そして、自分達よりも数段早く、数段高く昇ってるもう2人の同期にもみくちゃにされながら、更に歩を進めるのだった。

 

 

 

 

 

 

 

 

 

 

 

 

 

 

 

 

 

 

 

 

 

 

 

 

 

 

 

 

 

 

 

 

 

 

 

そしてまた、別の場所にて。

勝利し次がある。次を見据えて気を新たに持つチームが有れば、今日ここで終わりのチームもある。

 

 

何処までも高い空、痛い程青い空を見上げながら、終わりであることを噛み締める影が1つ。

 

 

 

「おーい、猛~~! これからミーティングだぞー!」

 

 

 

それは和久南主将、中島。

家族の皆からも盛大に拍手喝采を貰い、抱きしめられ、弟・妹にはおもちゃにされ……散々だったのから解放されて、空を見ていた。

川渡が呼びに来たのをちゃんと耳で聞くと、振り返る事なく続ける。

 

 

「………なーんかさ。最後の一瞬、凄かったんだ」

「あん? 最後の一瞬?」

 

 

突然何を? と思った川渡だが、直ぐに理解する。

 

 

 

「あの一瞬だよ。もう後が無くて決める以外に道は無くて、皆が繋いでくれた、託された(ボール)を打とうとした時」

「…………」

 

 

和久南高校の集大成、と言っても良い。そういう位置づけをして良い程の好プレーの連発。

当事者の1人である川渡が解らない訳がない。

 

 

「正直、11番から逃げたって思われても仕方ないけど、あの一瞬はアレがベストだと思ってた。

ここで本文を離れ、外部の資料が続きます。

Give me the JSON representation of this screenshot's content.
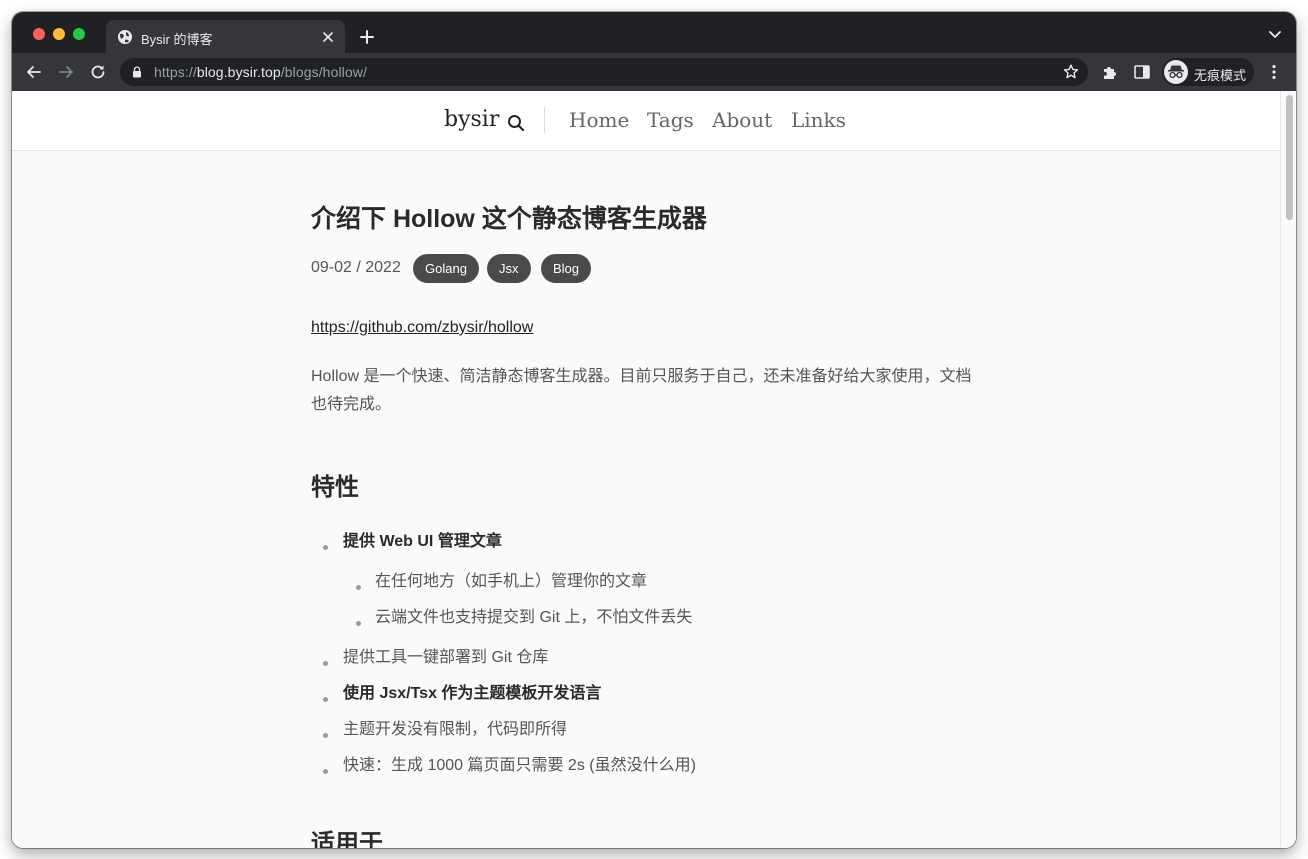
{
  "browser": {
    "tab_title": "Bysir 的博客",
    "url_scheme": "https://",
    "url_host": "blog.bysir.top",
    "url_path": "/blogs/hollow/",
    "incognito_label": "无痕模式",
    "icons": {
      "tab_favicon": "globe-icon",
      "close": "close-icon",
      "new_tab": "plus-icon",
      "tab_list": "chevron-down-icon",
      "back": "arrow-left-icon",
      "forward": "arrow-right-icon",
      "reload": "reload-icon",
      "lock": "lock-icon",
      "bookmark": "star-icon",
      "extensions": "puzzle-icon",
      "side_panel": "side-panel-icon",
      "incognito": "incognito-icon",
      "menu": "kebab-menu-icon"
    }
  },
  "site": {
    "brand": "bysir",
    "nav": [
      "Home",
      "Tags",
      "About",
      "Links"
    ]
  },
  "post": {
    "title": "介绍下 Hollow 这个静态博客生成器",
    "date": "09-02 / 2022",
    "tags": [
      "Golang",
      "Jsx",
      "Blog"
    ],
    "repo_link": "https://github.com/zbysir/hollow",
    "intro": "Hollow 是一个快速、简洁静态博客生成器。目前只服务于自己，还未准备好给大家使用，文档也待完成。",
    "section_features": "特性",
    "features": [
      "提供 Web UI 管理文章",
      "在任何地方（如手机上）管理你的文章",
      "云端文件也支持提交到 Git 上，不怕文件丢失",
      "提供工具一键部署到 Git 仓库",
      "使用 Jsx/Tsx 作为主题模板开发语言",
      "主题开发没有限制，代码即所得",
      "快速：生成 1000 篇页面只需要 2s (虽然没什么用)"
    ],
    "section_applicable": "适用于"
  }
}
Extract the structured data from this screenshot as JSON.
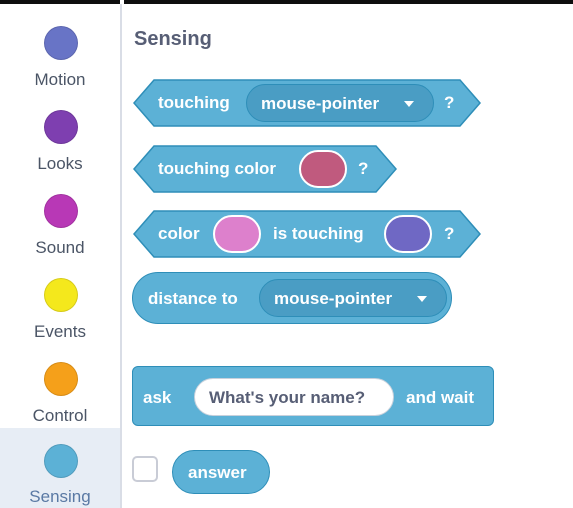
{
  "sidebar": {
    "categories": [
      {
        "label": "Motion",
        "color": "#6874c6"
      },
      {
        "label": "Looks",
        "color": "#7e3fb0"
      },
      {
        "label": "Sound",
        "color": "#b838b6"
      },
      {
        "label": "Events",
        "color": "#f4e81c"
      },
      {
        "label": "Control",
        "color": "#f5a01a"
      },
      {
        "label": "Sensing",
        "color": "#5cb1d6",
        "selected": true
      }
    ]
  },
  "palette": {
    "heading": "Sensing",
    "blocks": {
      "touching": {
        "label": "touching",
        "menu": "mouse-pointer",
        "suffix": "?"
      },
      "touching_color": {
        "label": "touching color",
        "swatch": "#c05a7e",
        "suffix": "?"
      },
      "color_touching": {
        "label1": "color",
        "swatch1": "#dd80cc",
        "label2": "is touching",
        "swatch2": "#6f68c4",
        "suffix": "?"
      },
      "distance": {
        "label": "distance to",
        "menu": "mouse-pointer"
      },
      "ask": {
        "label": "ask",
        "input": "What's your name?",
        "suffix": "and wait"
      },
      "answer": {
        "label": "answer"
      }
    }
  },
  "colors": {
    "block_fill": "#5cb1d6",
    "block_border": "#2e8eb8",
    "heading_text": "#575e75"
  }
}
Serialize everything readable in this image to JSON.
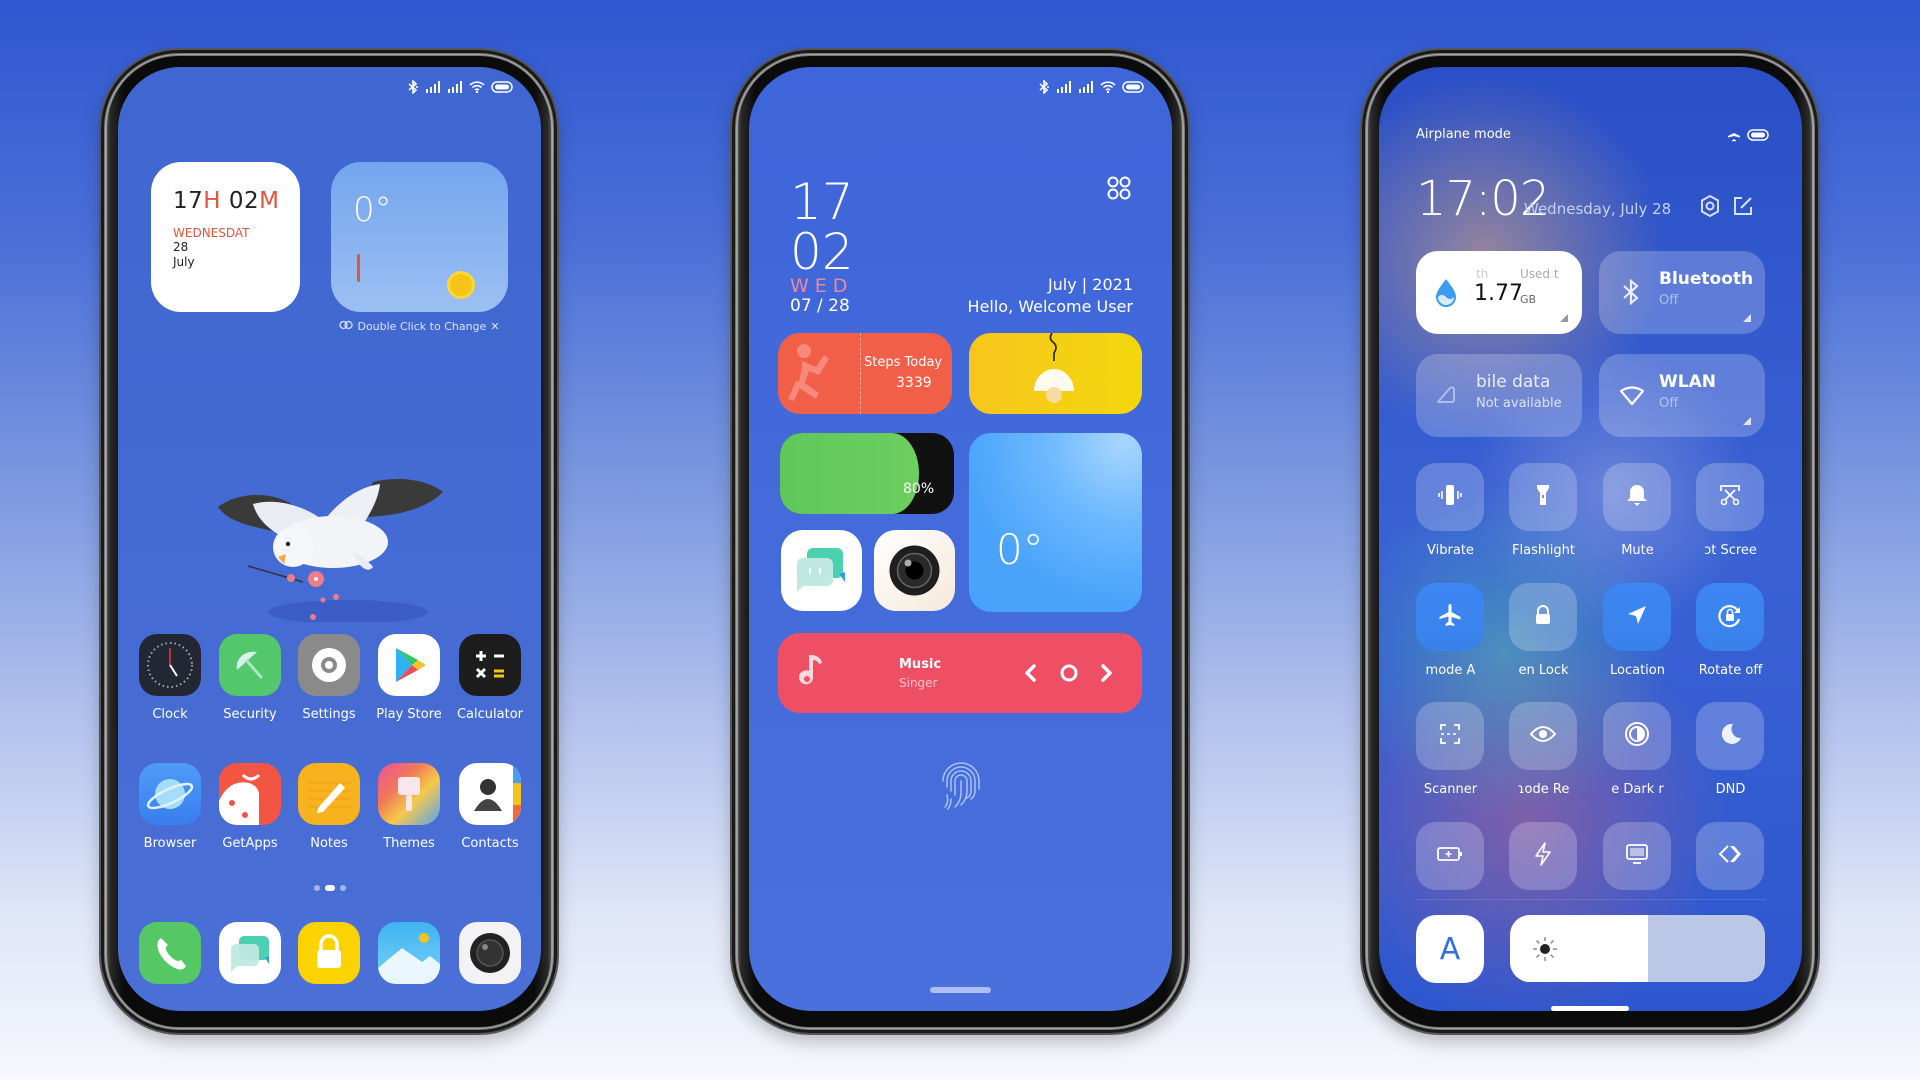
{
  "status_bar": {
    "icons": [
      "bluetooth-icon",
      "signal-icon",
      "signal-icon",
      "wifi-icon",
      "battery-icon"
    ]
  },
  "phone1": {
    "clock_widget": {
      "hour": "17",
      "hour_unit": "H",
      "minute": "02",
      "minute_unit": "M",
      "day": "WEDNESDAT",
      "date": "28",
      "month": "July"
    },
    "weather_widget": {
      "temp": "0°"
    },
    "double_click_hint": "Double Click to Change",
    "apps_row1": [
      {
        "label": "Clock",
        "icon": "clock-icon"
      },
      {
        "label": "Security",
        "icon": "security-icon"
      },
      {
        "label": "Settings",
        "icon": "settings-icon"
      },
      {
        "label": "Play Store",
        "icon": "play-store-icon"
      },
      {
        "label": "Calculator",
        "icon": "calculator-icon"
      }
    ],
    "apps_row2": [
      {
        "label": "Browser",
        "icon": "browser-icon"
      },
      {
        "label": "GetApps",
        "icon": "getapps-icon"
      },
      {
        "label": "Notes",
        "icon": "notes-icon"
      },
      {
        "label": "Themes",
        "icon": "themes-icon"
      },
      {
        "label": "Contacts",
        "icon": "contacts-icon"
      }
    ],
    "dock": [
      "phone-icon",
      "messages-icon",
      "lock-icon",
      "gallery-icon",
      "camera-icon"
    ],
    "page_indicator": {
      "pages": 3,
      "current": 2
    }
  },
  "phone2": {
    "hour": "17",
    "minute": "02",
    "weekday": "WED",
    "month_day": "07 / 28",
    "month_year": "July | 2021",
    "greeting": "Hello, Welcome User",
    "steps": {
      "label": "Steps Today",
      "value": "3339"
    },
    "battery": {
      "percent_label": "80%",
      "level": 0.8
    },
    "weather": {
      "temp": "0°"
    },
    "music": {
      "title": "Music",
      "artist": "Singer"
    }
  },
  "phone3": {
    "airplane_mode_label": "Airplane mode",
    "time": "17:02",
    "date": "Wednesday, July 28",
    "big_tiles": [
      {
        "name_partial": "th",
        "right_partial": "Used t",
        "value": "1.77",
        "unit": "GB",
        "icon": "data-usage-icon",
        "on": true
      },
      {
        "name": "Bluetooth",
        "sub": "Off",
        "icon": "bluetooth-icon",
        "on": false
      },
      {
        "name": "bile data",
        "sub": "Not available",
        "icon": "mobile-data-icon",
        "on": false
      },
      {
        "name": "WLAN",
        "sub": "Off",
        "icon": "wifi-icon",
        "on": false
      }
    ],
    "tiles": [
      {
        "label": "Vibrate",
        "icon": "vibrate-icon",
        "on": false
      },
      {
        "label": "Flashlight",
        "icon": "flashlight-icon",
        "on": false
      },
      {
        "label": "Mute",
        "icon": "bell-icon",
        "on": false
      },
      {
        "label": "ɔt    Scree",
        "icon": "screenshot-icon",
        "on": false
      },
      {
        "label": "mode    A",
        "icon": "airplane-icon",
        "on": true
      },
      {
        "label": "en    Lock",
        "icon": "lock-icon",
        "on": false
      },
      {
        "label": "Location",
        "icon": "location-icon",
        "on": true
      },
      {
        "label": "Rotate off",
        "icon": "rotate-lock-icon",
        "on": true
      },
      {
        "label": "Scanner",
        "icon": "scanner-icon",
        "on": false
      },
      {
        "label": "ɿode    Re",
        "icon": "eye-icon",
        "on": false
      },
      {
        "label": "e    Dark r",
        "icon": "dark-mode-icon",
        "on": false
      },
      {
        "label": "DND",
        "icon": "moon-icon",
        "on": false
      },
      {
        "label": "",
        "icon": "battery-saver-icon",
        "on": false
      },
      {
        "label": "",
        "icon": "lightning-icon",
        "on": false
      },
      {
        "label": "",
        "icon": "cast-screen-icon",
        "on": false
      },
      {
        "label": "",
        "icon": "nearby-share-icon",
        "on": false
      }
    ],
    "auto_brightness_label": "A",
    "brightness": 0.54
  }
}
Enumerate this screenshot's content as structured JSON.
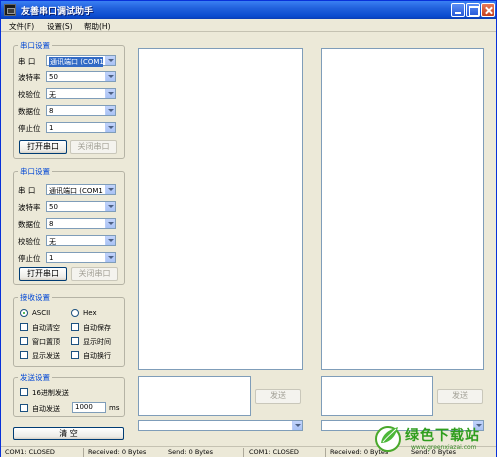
{
  "window": {
    "title": "友善串口调试助手"
  },
  "menu": [
    "文件(F)",
    "设置(S)",
    "帮助(H)"
  ],
  "serial1": {
    "group_title": "串口设置",
    "fields": [
      {
        "label": "串  口",
        "value": "通讯端口 (COM1)"
      },
      {
        "label": "波特率",
        "value": "50"
      },
      {
        "label": "校验位",
        "value": "无"
      },
      {
        "label": "数据位",
        "value": "8"
      },
      {
        "label": "停止位",
        "value": "1"
      }
    ],
    "open_button": "打开串口",
    "close_button": "关闭串口"
  },
  "serial2": {
    "group_title": "串口设置",
    "fields": [
      {
        "label": "串  口",
        "value": "通讯端口 (COM1)"
      },
      {
        "label": "波特率",
        "value": "50"
      },
      {
        "label": "数据位",
        "value": "8"
      },
      {
        "label": "校验位",
        "value": "无"
      },
      {
        "label": "停止位",
        "value": "1"
      }
    ],
    "open_button": "打开串口",
    "close_button": "关闭串口"
  },
  "receive": {
    "group_title": "接收设置",
    "radio_ascii": "ASCII",
    "radio_hex": "Hex",
    "selected": "ASCII",
    "options": [
      "自动清空",
      "自动保存",
      "窗口置顶",
      "显示时间",
      "显示发送",
      "自动换行"
    ]
  },
  "send": {
    "group_title": "发送设置",
    "hex_send": "16进制发送",
    "auto_send": "自动发送",
    "interval": "1000",
    "unit": "ms"
  },
  "clear_button": "清  空",
  "send_button_left": "发送",
  "send_button_right": "发送",
  "status": {
    "left_port": "COM1: CLOSED",
    "left_received": "Received: 0 Bytes",
    "left_send": "Send: 0 Bytes",
    "right_port": "COM1: CLOSED",
    "right_received": "Received: 0 Bytes",
    "right_send": "Send: 0 Bytes"
  },
  "watermark": {
    "text": "绿色下载站",
    "url": "www.greenxiazai.com"
  },
  "colors": {
    "title_bar": "#0A4BCF",
    "group_title": "#0046D5",
    "face": "#ECE9D8"
  }
}
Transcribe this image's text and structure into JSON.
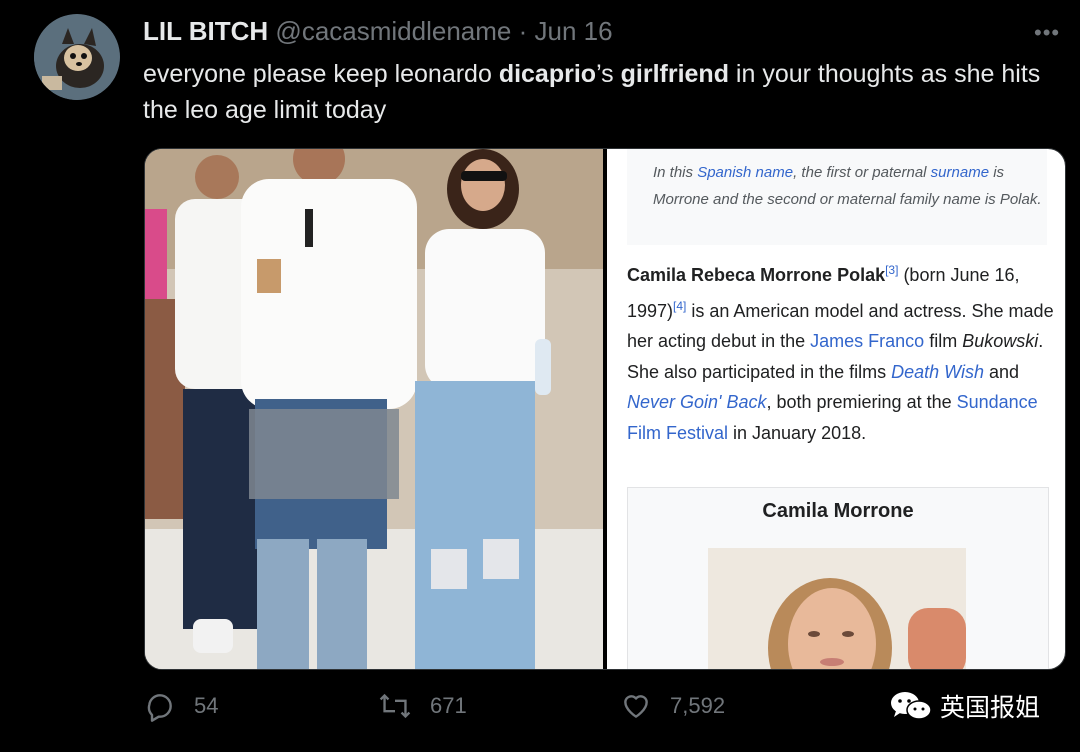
{
  "tweet": {
    "display_name": "LIL BITCH",
    "handle": "@cacasmiddlename",
    "separator": "·",
    "date": "Jun 16",
    "more": "•••",
    "text_parts": {
      "p1": "everyone please keep leonardo ",
      "p2": "dicaprio",
      "p3": "’s ",
      "p4": "girlfriend",
      "p5": " in your thoughts as she hits the leo age limit today"
    }
  },
  "wiki": {
    "hatnote": {
      "a": "In this ",
      "link1": "Spanish name",
      "b": ", the first or paternal ",
      "link2": "surname",
      "c": " is Morrone and the second or maternal family name is Polak."
    },
    "para": {
      "name_bold": "Camila Rebeca Morrone Polak",
      "ref1": "[3]",
      "t1": " (born June 16, 1997)",
      "ref2": "[4]",
      "t2": " is an American model and actress. She made her acting debut in the ",
      "link_franco": "James Franco",
      "t3": " film ",
      "bukowski": "Bukowski",
      "t4": ". She also participated in the films ",
      "link_death": "Death Wish",
      "t5": " and ",
      "link_never": "Never Goin' Back",
      "t6": ", both premiering at the ",
      "link_sundance": "Sundance Film Festival",
      "t7": " in January 2018."
    },
    "infobox_title": "Camila Morrone"
  },
  "actions": {
    "reply_count": "54",
    "retweet_count": "671",
    "like_count": "7,592"
  },
  "watermark": "英国报姐",
  "colors": {
    "background": "#000000",
    "text": "#e7e9ea",
    "muted": "#71767b",
    "wiki_link": "#3366cc"
  }
}
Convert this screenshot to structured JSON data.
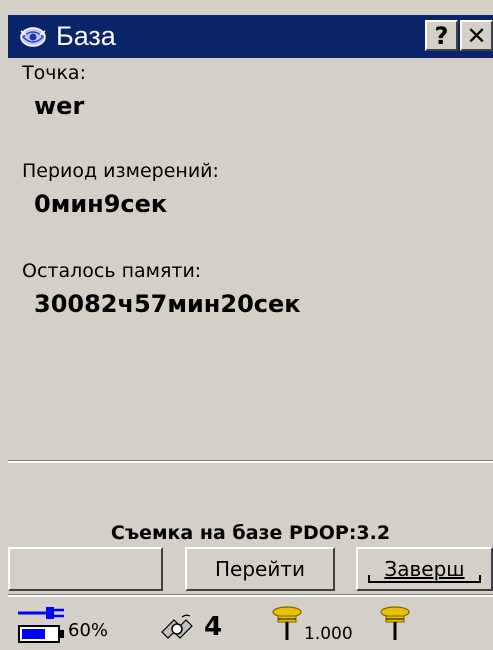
{
  "window": {
    "title": "База",
    "help_label": "?",
    "close_label": "✕"
  },
  "fields": {
    "point_label": "Точка:",
    "point_value": "wer",
    "period_label": "Период измерений:",
    "period_value": "0мин9сек",
    "memory_label": "Осталось памяти:",
    "memory_value": "30082ч57мин20сек"
  },
  "status_line": "Съемка на базе  PDOP:3.2",
  "buttons": {
    "blank_label": "",
    "goto_label": "Перейти",
    "finish_label": "Заверш"
  },
  "statusbar": {
    "battery_percent": "60%",
    "satellites": "4",
    "antenna_height": "1.000",
    "colors": {
      "power": "#0000ff",
      "antenna": "#e8c200"
    },
    "icons": [
      "power-plug-icon",
      "battery-icon",
      "satellite-icon",
      "antenna-icon",
      "base-antenna-icon"
    ]
  }
}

ジャンプしてほんの一瞬しかいられない筈の空中でメチャクチャいろんな事考えてた。あんなに、圧縮されたのは初めてだった」

 

 

助走から跳躍し、スパイクする最後の一瞬。

時間にしてコンマレベルの世界。

 

相手のブロックの位置、ブロックアウトを狙う為の切替からレシーブ位置まで、考える事が多いのは間違いないが、紛れもなくそれ以上にあの一瞬には情報が集約し、それらを選び、演算する事まで出来た感覚があった。

 

 

「そんで、次だ。あの10番と目があった。……オレがブロックアウトでどこ狙ってるのか、アイツが分かったのが分かった。……体感共有なんて出来るモンなんだな、って思ったよ。同じ領域? ってヤツ。……心底ゾクっと来た。烏野(アイツら)とやりあって、こんなに高く飛ぶ事が出来るんだ、って思ってたら――――――………」

 

 

見上げていた空がまるでピントがずれたかの様にぼやける。

上手く見る事が出来ない。

 

何故なら、堪えきれなくなり、溜まっていった涙が、中島の目を覆ってしまっていたから。

留まる事無く、軈ては溢れて流れ出る。

 

 

 

「もう1回……って。もう1回………やらせて欲しい、って―――」

「……………」

 

 

 

川渡は何も言えない。

【もう1回】が無いのが3年の最後の試合、最後の公式戦で負けた試合だから。

どれだけ望んだとしても、高校バレーと言う舞台では、もう留まる事は出来ない。

 

 

コートの上では、懸命に皆を励ましてくれていた中島。

皆と少し離れたこの場所で……人目もはばからず涙を流し続ける。

そんな中島に、川渡は何も言えなかった。ミーティングの時間が迫ってるが、そんなのは関係ない。

 

 

ただただここまで、尽してくれて、引っ張ってくれた主将。誰よりも頼りになった一番の功労者の傍に黙って居続ける、と決めた。―――その涙が止まるまで。